Colaborei eu próprio na organização de um concerto de orquestra, ficando espantado quando Margotinni, apesar da minha oposição, colocou os segundos violinos à sua esquerda e os primeiros à direita. Pouco depois cortámos relações, não me recordo por que motivo, e só mais tarde, nas vésperas do meu regresso à Europa, nos reconciliámos. Margotinni tinha um filho na marinha de guerra italiana.

 

No ressurgimento da nossa marinha de guerra

 

Já que estou com a pena na mão acerca das minhas relações com italianos, quero recordar que, quando do ressurgimento da nossa marinha de guerra, levado a efeito pelo Ministro Magalhães Correia, minha mulher e eu oferecemos um chá-bridge à delegação dos estaleiros italianos que veio ao concurso aberto em Lisboa para a construção dos novos navios.
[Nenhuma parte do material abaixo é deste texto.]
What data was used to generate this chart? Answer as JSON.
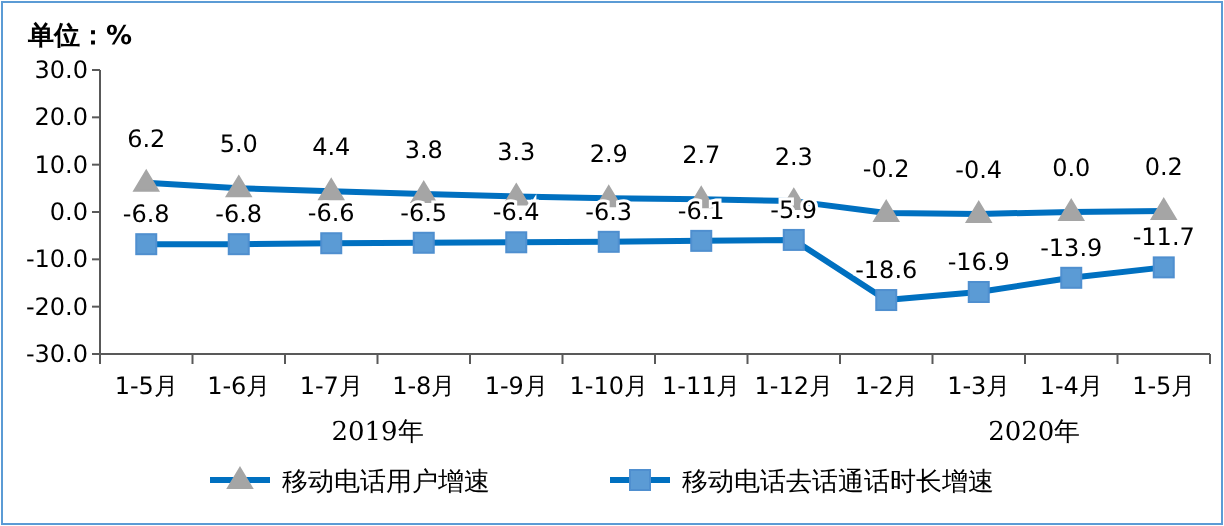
{
  "chart_data": {
    "type": "line",
    "title": "单位：%",
    "categories": [
      "1-5月",
      "1-6月",
      "1-7月",
      "1-8月",
      "1-9月",
      "1-10月",
      "1-11月",
      "1-12月",
      "1-2月",
      "1-3月",
      "1-4月",
      "1-5月"
    ],
    "series": [
      {
        "name": "移动电话用户增速",
        "color": "#0070c0",
        "marker": "triangle",
        "values": [
          6.2,
          5.0,
          4.4,
          3.8,
          3.3,
          2.9,
          2.7,
          2.3,
          -0.2,
          -0.4,
          0.0,
          0.2
        ],
        "value_labels": [
          "6.2",
          "5.0",
          "4.4",
          "3.8",
          "3.3",
          "2.9",
          "2.7",
          "2.3",
          "-0.2",
          "-0.4",
          "0.0",
          "0.2"
        ]
      },
      {
        "name": "移动电话去话通话时长增速",
        "color": "#0070c0",
        "marker": "square",
        "values": [
          -6.8,
          -6.8,
          -6.6,
          -6.5,
          -6.4,
          -6.3,
          -6.1,
          -5.9,
          -18.6,
          -16.9,
          -13.9,
          -11.7
        ],
        "value_labels": [
          "-6.8",
          "-6.8",
          "-6.6",
          "-6.5",
          "-6.4",
          "-6.3",
          "-6.1",
          "-5.9",
          "-18.6",
          "-16.9",
          "-13.9",
          "-11.7"
        ]
      }
    ],
    "ylim": [
      -30,
      30
    ],
    "yticks": [
      {
        "value": -30,
        "label": "-30.0"
      },
      {
        "value": -20,
        "label": "-20.0"
      },
      {
        "value": -10,
        "label": "-10.0"
      },
      {
        "value": 0,
        "label": "0.0"
      },
      {
        "value": 10,
        "label": "10.0"
      },
      {
        "value": 20,
        "label": "20.0"
      },
      {
        "value": 30,
        "label": "30.0"
      }
    ],
    "annotations": [
      "2019年",
      "2020年"
    ],
    "grid": false,
    "legend": "bottom",
    "line_style": "solid"
  }
}
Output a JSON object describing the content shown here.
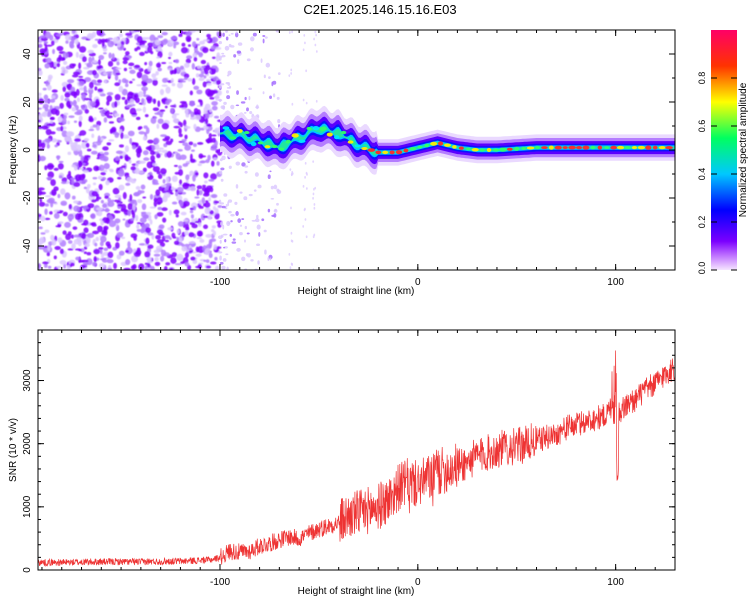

Para coordenar os esforços dos estaleiros, Mussolini encarregou da presidência da delegação um homem da sua confiança, o senhor Frederico Jarrah, importante industrial de Milão. Numa excursão às ilhas gregas, o ano passado, tivemos como companheira de viagem, a bordo do vapor Semiramis, uma neta do Sr. Jarrah, que fazia a sua viagem de núpcias com o marido.

 

 

Escrito em Lisboa, em Maio de 1956

 

 

 

 

 

 

Documentação junta:

  1. Termo de entrega do Consulado a S. Seruya em 7 de Abril de 1913.
  2. Exequatur do Governo da União Sul-Africana.
  3. Carta do Consulado de Itália em Joahnnesburg agradecendo a Gerência de S. Seruya e dizendo que o Ministro dos Estrangeiros sentia não poder condecorar-me por não o autorizarem as leis portuguesas. (31 de Março de 1915)
  4. Cópia da minha resposta.
  5. Carta do Ministro dos Estrangeiros de Itália comunicando ter-me sido conferido o grau de cavaleiro da Ordem de Itália. (1921)
  6. Cópia da minha resposta.

[1] Grande xaile ou manto

 

[2] Uma pessoa que traz má sorte!

[3]irredentismo italiano é uma doutrina defendida por aqueles que entendem que devem pertencer à Itália todas as regiões que, embora politicamente separadas daquele país, estão ligadas a ele pelos costumes e pela língua.

 

[4] Uma compilação de fragmentos de jurisconsultos clássicos.